Bernstein Functions and Radial Limits of Prescribed Mean Curvature Surfaces

TL;DR

This paper investigates the boundary behavior of solutions to prescribed mean curvature equations, focusing on how boundary curvature affects radial limits at boundary points, including nonconvex corners, and extends classical results.

Contribution

It provides new sufficient conditions for the existence of tangential radial limits of solutions at boundary points, even with irregular boundary data and contact angles, complementing classical theorems.

Findings

Sufficient conditions for tangential radial limits at boundary points.

Existence of limits even with unbounded boundary data and contact angles.

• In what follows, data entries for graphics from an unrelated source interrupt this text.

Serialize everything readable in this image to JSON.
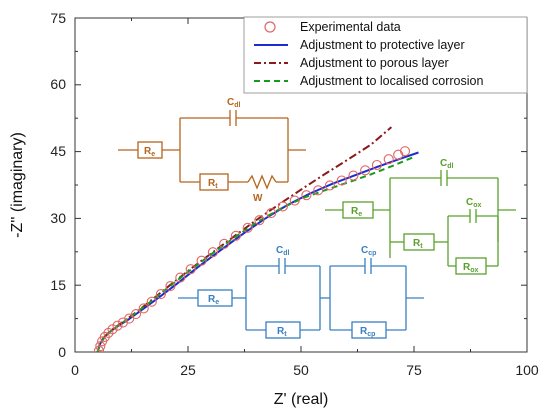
{
  "chart_data": {
    "type": "scatter",
    "xlabel": "Z' (real)",
    "ylabel": "-Z'' (imaginary)",
    "xlim": [
      0,
      100
    ],
    "ylim": [
      0,
      75
    ],
    "x_ticks": [
      "0",
      "25",
      "50",
      "75",
      "100"
    ],
    "y_ticks": [
      "0",
      "15",
      "30",
      "45",
      "60",
      "75"
    ],
    "legend_position": "top-right",
    "series": [
      {
        "name": "Experimental data",
        "kind": "markers",
        "color": "#e06666",
        "points": [
          [
            5.3,
            0.3
          ],
          [
            5.6,
            1.3
          ],
          [
            6.0,
            2.4
          ],
          [
            6.6,
            3.4
          ],
          [
            7.4,
            4.3
          ],
          [
            8.3,
            5.1
          ],
          [
            9.4,
            5.9
          ],
          [
            10.6,
            6.6
          ],
          [
            12.0,
            7.5
          ],
          [
            13.5,
            8.5
          ],
          [
            15.2,
            9.8
          ],
          [
            17.0,
            11.3
          ],
          [
            19.0,
            13.0
          ],
          [
            21.1,
            14.8
          ],
          [
            23.3,
            16.7
          ],
          [
            25.6,
            18.6
          ],
          [
            28.0,
            20.5
          ],
          [
            30.5,
            22.4
          ],
          [
            33.0,
            24.3
          ],
          [
            35.6,
            26.1
          ],
          [
            38.2,
            27.9
          ],
          [
            40.8,
            29.6
          ],
          [
            43.4,
            31.2
          ],
          [
            46.0,
            32.7
          ],
          [
            48.6,
            34.0
          ],
          [
            51.2,
            35.2
          ],
          [
            53.8,
            36.3
          ],
          [
            56.4,
            37.4
          ],
          [
            59.0,
            38.5
          ],
          [
            61.6,
            39.6
          ],
          [
            64.2,
            40.8
          ],
          [
            66.8,
            42.0
          ],
          [
            69.4,
            43.3
          ],
          [
            71.5,
            44.3
          ],
          [
            73.0,
            45.1
          ]
        ]
      },
      {
        "name": "Adjustment to protective layer",
        "kind": "solid",
        "color": "#1f2ad0",
        "points": [
          [
            5.0,
            0
          ],
          [
            5.4,
            1.5
          ],
          [
            6.2,
            3.0
          ],
          [
            7.5,
            4.4
          ],
          [
            9.5,
            5.8
          ],
          [
            12.0,
            7.4
          ],
          [
            15.0,
            9.6
          ],
          [
            18.5,
            12.2
          ],
          [
            22.5,
            15.3
          ],
          [
            27.0,
            18.9
          ],
          [
            32.0,
            22.7
          ],
          [
            37.0,
            26.4
          ],
          [
            42.0,
            29.9
          ],
          [
            47.0,
            33.0
          ],
          [
            52.0,
            35.6
          ],
          [
            57.0,
            37.8
          ],
          [
            62.0,
            39.7
          ],
          [
            67.0,
            41.6
          ],
          [
            72.0,
            43.4
          ],
          [
            76.0,
            44.8
          ]
        ]
      },
      {
        "name": "Adjustment to porous layer",
        "kind": "dashdot",
        "color": "#8b1a1a",
        "points": [
          [
            5.0,
            0
          ],
          [
            5.5,
            1.7
          ],
          [
            6.5,
            3.4
          ],
          [
            8.2,
            5.0
          ],
          [
            10.5,
            6.7
          ],
          [
            13.5,
            8.9
          ],
          [
            17.0,
            11.7
          ],
          [
            21.0,
            15.0
          ],
          [
            25.5,
            18.6
          ],
          [
            30.5,
            22.4
          ],
          [
            35.5,
            26.2
          ],
          [
            40.5,
            29.9
          ],
          [
            45.5,
            33.4
          ],
          [
            50.5,
            36.8
          ],
          [
            55.5,
            40.1
          ],
          [
            60.5,
            43.3
          ],
          [
            65.5,
            46.6
          ],
          [
            70.0,
            50.5
          ]
        ]
      },
      {
        "name": "Adjustment to localised corrosion",
        "kind": "dashed",
        "color": "#1a9a1a",
        "points": [
          [
            5.0,
            0
          ],
          [
            5.5,
            1.6
          ],
          [
            6.5,
            3.3
          ],
          [
            8.2,
            4.9
          ],
          [
            10.5,
            6.6
          ],
          [
            13.5,
            8.8
          ],
          [
            17.0,
            11.5
          ],
          [
            21.0,
            14.8
          ],
          [
            25.5,
            18.4
          ],
          [
            30.5,
            22.2
          ],
          [
            35.5,
            25.9
          ],
          [
            40.5,
            29.3
          ],
          [
            45.5,
            32.2
          ],
          [
            50.5,
            34.6
          ],
          [
            55.5,
            36.4
          ],
          [
            60.5,
            38.1
          ],
          [
            65.5,
            39.9
          ],
          [
            70.5,
            41.9
          ],
          [
            75.0,
            43.8
          ]
        ]
      }
    ],
    "circuits": [
      {
        "color": "#b5651d",
        "elements": [
          {
            "main": "C",
            "sub": "dl"
          },
          {
            "main": "R",
            "sub": "e"
          },
          {
            "main": "R",
            "sub": "t"
          },
          {
            "main": "W",
            "sub": ""
          }
        ]
      },
      {
        "color": "#5aa02c",
        "elements": [
          {
            "main": "C",
            "sub": "dl"
          },
          {
            "main": "R",
            "sub": "e"
          },
          {
            "main": "C",
            "sub": "ox"
          },
          {
            "main": "R",
            "sub": "t"
          },
          {
            "main": "R",
            "sub": "ox"
          }
        ]
      },
      {
        "color": "#3a7fc1",
        "elements": [
          {
            "main": "C",
            "sub": "dl"
          },
          {
            "main": "C",
            "sub": "cp"
          },
          {
            "main": "R",
            "sub": "e"
          },
          {
            "main": "R",
            "sub": "t"
          },
          {
            "main": "R",
            "sub": "cp"
          }
        ]
      }
    ]
  }
}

Extension of Leon Simon's 1976 theorem on least area surfaces.

Abstract

The radial limits at a point ${\bf y}$ of the boundary of the domain $\Omega\subset {\bf R}^{2}$ of a bounded variational solution $f$ of Dirichlet or contact angle boundary value problems for a prescribed mean curvature equation are studied with an emphasis on the effects of assumptions about the curvatures of the boundary $\partial\Omega$ on each side of the point ${\bf y}.$ For example, at a nonconvex corner ${\bf y},$ we previously proved that all nontangential radial limits of $f$ at ${\bf y}$ exist, here we provide sufficient conditions for the tangential radial limits to exist, even when the Dirichlet data $\phi\in L^{\infty}(\partial\Omega)$ has no one-sided limits at ${\bf y}$ or the contact angle $\gamma\in L^{\infty}(\partial\Omega:[0,\pi])$ is not bounded away from $0$ or $\pi.$ We also provide a complement to a 1976 Theorem by Leon Simon on least area surfaces.